The stars analyzed in this work are late-type stars, in which the H+K excitation is expected to be less important than in giant stars. In the last panel of Fig. 4 we tested the differences in a giant star. In this case the lines using the standard and the (c) atoms are indistinguishable. This happens because in this metal-poor giant star there are not as many free electrons and the contribution of this process becomes less important. Although less important, the effect of the vanReg62 e+K collision rates, which are mostly higher than the other methods employed, can be observed as it increases the depth of the line core.
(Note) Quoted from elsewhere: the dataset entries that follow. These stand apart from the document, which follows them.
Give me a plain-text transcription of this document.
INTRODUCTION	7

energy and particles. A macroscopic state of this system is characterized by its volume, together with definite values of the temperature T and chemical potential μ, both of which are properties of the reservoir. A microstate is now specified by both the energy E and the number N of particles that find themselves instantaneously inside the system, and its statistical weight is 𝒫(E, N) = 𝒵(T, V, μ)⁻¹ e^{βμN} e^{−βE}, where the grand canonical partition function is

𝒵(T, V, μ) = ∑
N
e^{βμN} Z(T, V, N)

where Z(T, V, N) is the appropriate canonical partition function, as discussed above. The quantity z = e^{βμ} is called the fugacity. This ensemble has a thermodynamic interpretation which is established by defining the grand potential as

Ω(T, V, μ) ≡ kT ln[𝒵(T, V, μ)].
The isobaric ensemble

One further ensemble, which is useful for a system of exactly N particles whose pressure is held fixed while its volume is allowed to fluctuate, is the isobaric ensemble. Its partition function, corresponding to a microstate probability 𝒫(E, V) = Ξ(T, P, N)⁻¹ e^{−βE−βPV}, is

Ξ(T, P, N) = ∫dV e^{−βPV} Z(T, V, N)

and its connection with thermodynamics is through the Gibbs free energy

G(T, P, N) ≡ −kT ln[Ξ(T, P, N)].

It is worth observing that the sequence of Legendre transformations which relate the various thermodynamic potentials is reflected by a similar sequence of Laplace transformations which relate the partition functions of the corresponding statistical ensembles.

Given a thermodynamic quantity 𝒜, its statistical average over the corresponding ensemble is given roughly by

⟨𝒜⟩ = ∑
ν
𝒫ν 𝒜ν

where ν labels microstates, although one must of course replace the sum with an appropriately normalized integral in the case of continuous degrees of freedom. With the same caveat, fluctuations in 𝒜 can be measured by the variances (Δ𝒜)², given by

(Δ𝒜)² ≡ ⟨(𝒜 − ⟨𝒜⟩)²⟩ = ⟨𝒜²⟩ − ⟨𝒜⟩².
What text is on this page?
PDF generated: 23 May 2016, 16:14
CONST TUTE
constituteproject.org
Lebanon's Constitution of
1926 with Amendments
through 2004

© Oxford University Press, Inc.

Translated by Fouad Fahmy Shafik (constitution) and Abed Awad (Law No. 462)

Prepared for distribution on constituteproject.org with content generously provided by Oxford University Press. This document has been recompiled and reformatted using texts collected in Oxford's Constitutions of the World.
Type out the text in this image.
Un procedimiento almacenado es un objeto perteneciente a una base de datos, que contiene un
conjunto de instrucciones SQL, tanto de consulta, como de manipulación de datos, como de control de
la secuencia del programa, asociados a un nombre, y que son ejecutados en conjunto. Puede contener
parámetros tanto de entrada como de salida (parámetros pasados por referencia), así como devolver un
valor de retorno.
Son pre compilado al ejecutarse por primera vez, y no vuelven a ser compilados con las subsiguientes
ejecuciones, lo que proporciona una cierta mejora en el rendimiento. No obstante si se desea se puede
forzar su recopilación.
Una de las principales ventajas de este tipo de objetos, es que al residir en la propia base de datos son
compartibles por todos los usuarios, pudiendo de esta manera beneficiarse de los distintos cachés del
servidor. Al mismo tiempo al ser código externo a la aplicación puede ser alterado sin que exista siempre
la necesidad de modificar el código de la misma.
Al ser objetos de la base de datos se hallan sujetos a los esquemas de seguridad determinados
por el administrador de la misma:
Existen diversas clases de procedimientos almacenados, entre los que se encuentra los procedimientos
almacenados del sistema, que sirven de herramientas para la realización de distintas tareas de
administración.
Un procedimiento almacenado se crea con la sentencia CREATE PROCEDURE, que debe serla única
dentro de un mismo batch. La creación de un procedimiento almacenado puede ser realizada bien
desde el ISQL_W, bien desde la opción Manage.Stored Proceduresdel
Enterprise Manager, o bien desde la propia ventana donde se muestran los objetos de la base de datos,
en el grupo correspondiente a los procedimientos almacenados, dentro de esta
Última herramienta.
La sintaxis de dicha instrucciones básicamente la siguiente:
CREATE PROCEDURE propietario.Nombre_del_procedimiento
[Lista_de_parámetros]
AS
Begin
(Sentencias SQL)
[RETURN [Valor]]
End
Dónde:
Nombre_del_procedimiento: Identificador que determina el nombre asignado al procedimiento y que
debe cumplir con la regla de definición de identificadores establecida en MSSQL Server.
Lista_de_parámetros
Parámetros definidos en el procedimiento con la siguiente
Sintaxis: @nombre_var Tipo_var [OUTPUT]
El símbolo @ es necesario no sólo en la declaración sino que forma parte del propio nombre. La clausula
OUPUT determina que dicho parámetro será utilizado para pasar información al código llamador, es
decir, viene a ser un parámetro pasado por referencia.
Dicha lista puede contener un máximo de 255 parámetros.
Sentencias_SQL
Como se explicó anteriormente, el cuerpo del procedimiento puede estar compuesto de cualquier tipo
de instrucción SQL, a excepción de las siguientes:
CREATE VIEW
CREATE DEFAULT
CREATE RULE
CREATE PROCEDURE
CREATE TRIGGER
Nevertheless, as the importance of the e+K collisions decreases, we observe that the importance of the H+K excitation increases: compared to the standard atom (a), there is an abundance difference of δ ≈ 0.03 dex after reducing theefficiency of the H+K collisions (g). This can be contrasted with the late-type metal-poor star HD 84937 (third panel of Fig. 4), where no appreciable difference is observed.

In this section, we showed that the use of improved calculations of electron collisions is the most influential factor in the non-LTE line profile of dwarfs. The CCC and BSR calculations give comparable results, but substituting these calculations with the older Park71 and vanReg62 methods considerably changes the strength of the synthetic lines. Improved photoionization cross-section calculations with the DBSR method also had non-negligible differences in the final line depth of the synthetic lines, and are important for accurate abundance determinations through the 7698 Å resonance line.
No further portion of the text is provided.